顾明渊停顿了一会,声音更低了,“我会娶你。”
他娶她有多难,他们之间横着过不去的师生关系,他身份显赫,她只是个伯府庶子,她对外连女人都不是,他娶她更像是个梦。
可沈清烟的心砰的一震,脑子里的弦崩断了,漫天苦楚和喜悦涌满她的心怀。
他说会娶她。
他没有把她当作禁脔,也没有想过让她做妾,他想的是娶她。
沈清烟呜呜哇的一声抱紧他,嚎道,“我想的……”
她知道自己不能再呆在顾明渊身边,不能再害他,可是他说出这样让她既难受又激动的话,她心底又自私起来,她想给他做老婆,跟他生一堆孩子。
她就自私这一回,她安安分分的跟在他身边,她不再毛手毛脚的让别人怀疑他们的关系,如果她的存在让他再生出危险。
……她就默默的走,即使她死在外面,也不能让他再受伤害。
顾明渊拿过她腰间帕子细心的给她抹泪,道,“除了我,谁说的话都不能信。

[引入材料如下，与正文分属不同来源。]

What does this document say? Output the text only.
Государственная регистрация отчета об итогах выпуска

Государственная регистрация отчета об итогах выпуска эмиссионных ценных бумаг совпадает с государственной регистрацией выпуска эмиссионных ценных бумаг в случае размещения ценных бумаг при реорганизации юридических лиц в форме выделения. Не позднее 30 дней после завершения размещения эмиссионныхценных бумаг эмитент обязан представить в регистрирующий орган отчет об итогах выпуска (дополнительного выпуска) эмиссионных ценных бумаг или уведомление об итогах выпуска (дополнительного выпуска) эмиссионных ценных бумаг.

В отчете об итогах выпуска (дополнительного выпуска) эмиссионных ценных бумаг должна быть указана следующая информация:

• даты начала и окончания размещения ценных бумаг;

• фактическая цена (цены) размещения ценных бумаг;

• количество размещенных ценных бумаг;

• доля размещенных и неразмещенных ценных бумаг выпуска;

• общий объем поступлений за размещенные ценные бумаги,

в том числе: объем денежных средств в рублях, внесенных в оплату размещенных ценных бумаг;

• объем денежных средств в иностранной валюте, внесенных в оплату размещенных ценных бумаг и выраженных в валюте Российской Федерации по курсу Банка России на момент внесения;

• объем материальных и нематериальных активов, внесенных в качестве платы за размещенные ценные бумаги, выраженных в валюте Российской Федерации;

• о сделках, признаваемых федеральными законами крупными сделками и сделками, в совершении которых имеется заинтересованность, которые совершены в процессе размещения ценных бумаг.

”
沈清烟乖巧的应着,满腔欢喜,禁不住捧着他的脸啵啵亲着,亲完傻笑。
他是她的夫君,她一个人的夫君。
这一日后,顾明渊虽然依旧非常忙,但是也会在夜深人静时回静水居陪她。
春日到了,英国公府里的花草长势愈加繁盛,原该是赏景的好日子,这时节府中女眷常在各花圃园子走动,但今年和以往不一般,顾明渊的妹妹顾窈回府了,傅氏想带着顾窈去江南傅家认认亲,但在去之前,那平昌侯府递了庚贴来府里,想趁着上巳节这日,让顾窈跟平昌侯府的周二公子两个相一相,这若是相中了,周二公子便能给顾明渊做妹婿了。

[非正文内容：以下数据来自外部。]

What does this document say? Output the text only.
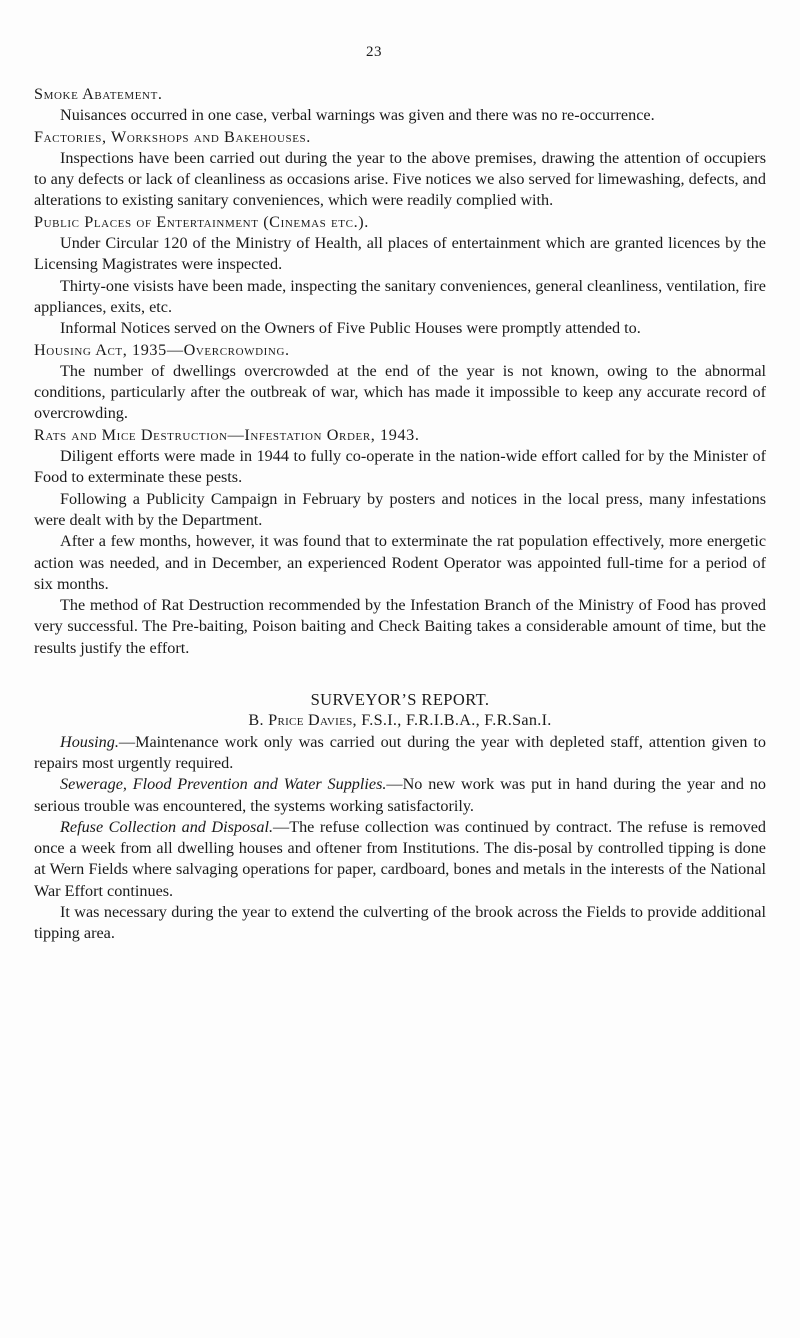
23
Smoke Abatement.

Nuisances occurred in one case, verbal warnings was given and there was no re-occurrence.

Factories, Workshops and Bakehouses.

Inspections have been carried out during the year to the above premises, drawing the attention of occupiers to any defects or lack of cleanliness as occasions arise. Five notices we also served for limewashing, defects, and alterations to existing sanitary conveniences, which were readily complied with.

Public Places of Entertainment (Cinemas etc.).

Under Circular 120 of the Ministry of Health, all places of entertainment which are granted licences by the Licensing Magistrates were inspected.

Thirty-one visists have been made, inspecting the sanitary conveniences, general cleanliness, ventilation, fire appliances, exits, etc.

Informal Notices served on the Owners of Five Public Houses were promptly attended to.

Housing Act, 1935—Overcrowding.

The number of dwellings overcrowded at the end of the year is not known, owing to the abnormal conditions, particularly after the outbreak of war, which has made it impossible to keep any accurate record of overcrowding.

Rats and Mice Destruction—Infestation Order, 1943.

Diligent efforts were made in 1944 to fully co-operate in the nation-wide effort called for by the Minister of Food to exterminate these pests.

Following a Publicity Campaign in February by posters and notices in the local press, many infestations were dealt with by the Department.

After a few months, however, it was found that to exterminate the rat population effectively, more energetic action was needed, and in December, an experienced Rodent Operator was appointed full-time for a period of six months.

The method of Rat Destruction recommended by the Infestation Branch of the Ministry of Food has proved very successful. The Pre-baiting, Poison baiting and Check Baiting takes a considerable amount of time, but the results justify the effort.

SURVEYOR’S REPORT.
B. Price Davies, F.S.I., F.R.I.B.A., F.R.San.I.

Housing.—Maintenance work only was carried out during the year with depleted staff, attention given to repairs most urgently required.

Sewerage, Flood Prevention and Water Supplies.—No new work was put in hand during the year and no serious trouble was encountered, the systems working satisfactorily.

Refuse Collection and Disposal.—The refuse collection was continued by contract. The refuse is removed once a week from all dwelling houses and oftener from Institutions. The dis-posal by controlled tipping is done at Wern Fields where salvaging operations for paper, cardboard, bones and metals in the interests of the National War Effort continues.

It was necessary during the year to extend the culverting of the brook across the Fields to provide additional tipping area.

这事儿还是沈清烟跟扫墨两个玩花绳时,扫墨跟她说的,沈清烟人都惊住了,这周二公子当初可是他们族塾倒数第一,虽说后边儿中了举人,可他离不得他母亲,衣食都要他母亲安排妥当了,那会儿他们在族塾念书,他母亲一有空就要进族塾看人。